Martin Shelby, Wagner Jesse, Lupulescu-Mann Nicoleta, Ramsey Katrina, Cohen Aaron, Graven Peter, Weiskopf Nicole G, Dorr David A
David A. Dorr, Department of Medical Informatics and Clinical Epidemiology, Oregon Health & Science University, 3181 S.W. Sam Jackson Park Rd., MDYMICE, Portland, OR 97239-3098, USA, Email:
Appl Clin Inform. 2017 Aug 2;8(3):794-809. doi: 10.4338/ACI-2016-12-RA-0210.
To measure variation among four different Electronic Health Record (EHR) system documentation locations versus 'gold standard' manual chart review for risk stratification in patients with multiple chronic illnesses.
Adults seen in primary care with EHR evidence of at least one of 13 conditions were included.

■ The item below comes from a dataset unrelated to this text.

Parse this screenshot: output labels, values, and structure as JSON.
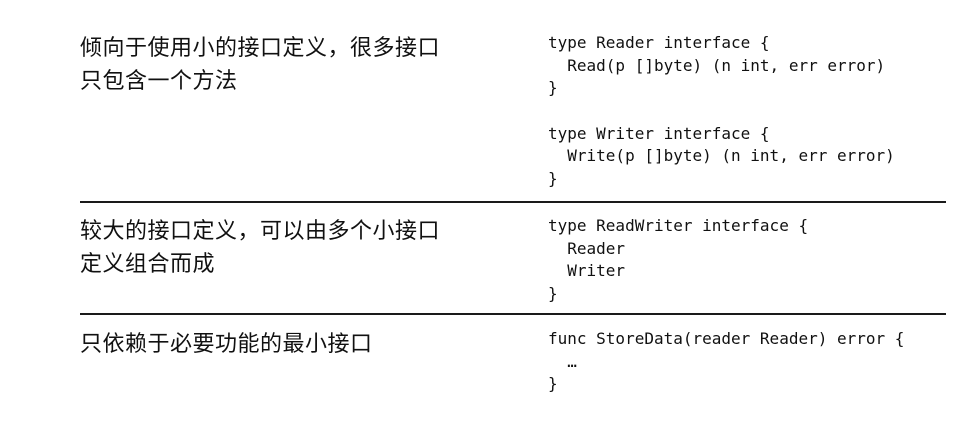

EHRs were manually reviewed to determine presence of active diagnoses, and risk scores were calculated using three different methodologies and five EHR documentation locations. Claims data were used to assess cost and utilization for the following year. Descriptive and diagnostic statistics were calculated for each EHR location. Criterion validity testing compared the gold standard verified diagnoses versus other EHR locations and risk scores in predicting future cost and utilization.

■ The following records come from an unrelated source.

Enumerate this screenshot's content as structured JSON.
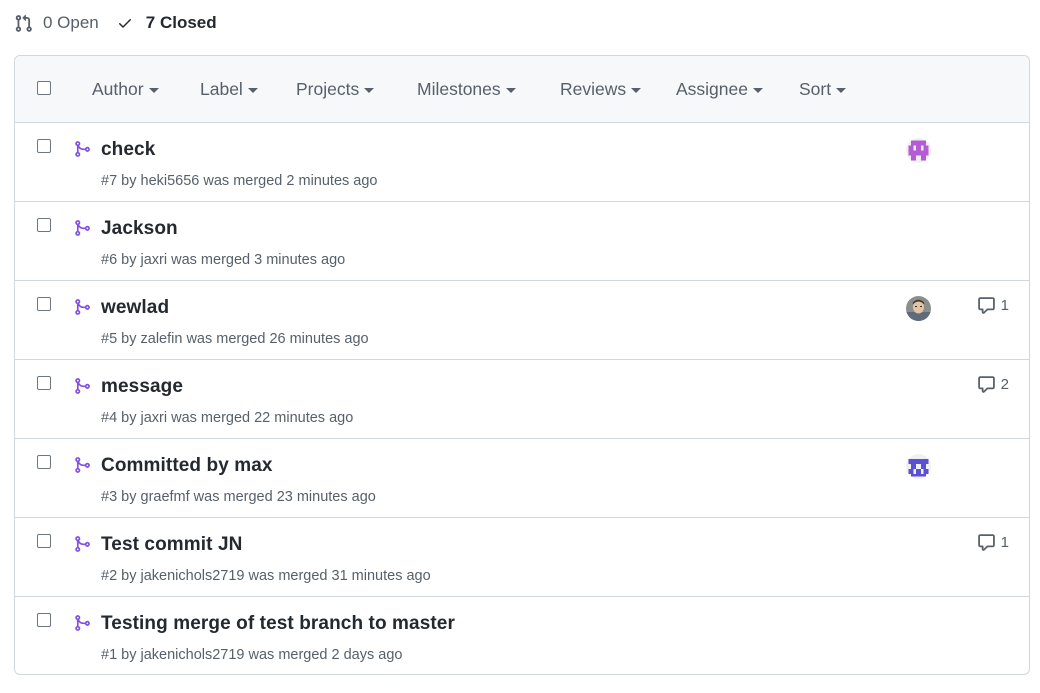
{
  "states": {
    "open_label": "0 Open",
    "closed_label": "7 Closed"
  },
  "filters": [
    {
      "label": "Author"
    },
    {
      "label": "Label"
    },
    {
      "label": "Projects"
    },
    {
      "label": "Milestones"
    },
    {
      "label": "Reviews"
    },
    {
      "label": "Assignee"
    },
    {
      "label": "Sort"
    }
  ],
  "pull_requests": [
    {
      "title": "check",
      "meta": "#7 by heki5656 was merged 2 minutes ago",
      "avatar": "identicon-purple",
      "comments": ""
    },
    {
      "title": "Jackson",
      "meta": "#6 by jaxri was merged 3 minutes ago",
      "avatar": "",
      "comments": ""
    },
    {
      "title": "wewlad",
      "meta": "#5 by zalefin was merged 26 minutes ago",
      "avatar": "photo",
      "comments": "1"
    },
    {
      "title": "message",
      "meta": "#4 by jaxri was merged 22 minutes ago",
      "avatar": "",
      "comments": "2"
    },
    {
      "title": "Committed by max",
      "meta": "#3 by graefmf was merged 23 minutes ago",
      "avatar": "identicon-blue",
      "comments": ""
    },
    {
      "title": "Test commit JN",
      "meta": "#2 by jakenichols2719 was merged 31 minutes ago",
      "avatar": "",
      "comments": "1"
    },
    {
      "title": "Testing merge of test branch to master",
      "meta": "#1 by jakenichols2719 was merged 2 days ago",
      "avatar": "",
      "comments": ""
    }
  ],
  "colors": {
    "merged": "#8250df",
    "text": "#24292f",
    "muted": "#57606a",
    "border": "#d0d7de",
    "header_bg": "#f6f8fa"
  }
}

Nine hundred patients had 2,179 probable diagnoses. About 70% of the diagnoses from the EHR were verified by gold standard. For a subset of patients having baseline and prediction year data (n=750), modeling showed that the gold standard was the best predictor of outcomes on average for a subset of patients that had these data. However, combining all data sources together had nearly equivalent performance for prediction as the gold standard.
EHR data locations were inaccurate 30% of the time, leading to improvement in overall modeling from a gold standard from chart review for individual diagnoses. However, the impact on identification of the highest risk patients was minor, and combining data from different EHR locations was equivalent to gold standard performance. The reviewer's ability to identify a diagnosis as correct was influenced by a variety of factors, including completeness, temporality, and perceived accuracy of chart data.
比较四种不同电子健康记录(EHR)系统文档位置与“金标准”手工病历审查在多重慢性病患者风险分层方面的差异。
纳入在初级保健机构就诊且EHR中有13种疾病中至少一种证据的成年人。对手工审查EHR以确定现行诊断的存在情况,并使用三种不同方法和五个EHR文档位置计算风险评分。使用索赔数据评估次年的成本和利用率。对每个EHR位置计算描述性和诊断性统计数据。标准效度测试比较了金标准验证诊断与其他EHR位置及风险评分在预测未来成本和利用率方面的情况。
900名患者有2179个可能的诊断。EHR中的诊断约70%经金标准验证。对于有基线和预测年数据的患者子集(n = 750),建模显示,对于有这些数据的患者子集,金标准平均是结果的最佳预测指标。然而,将所有数据源结合在一起在预测方面的表现与金标准几乎相当。
EHR数据位置有30%的时间不准确,这导致从个体诊断的病历审查金标准进行的整体建模有所改进。然而,对识别最高风险患者的影响较小,并且将来自不同EHR位置的数据结合起来与金标准表现相当。审查者将诊断识别为正确的能力受多种因素影响,包括图表数据的完整性、时间性和感知准确性。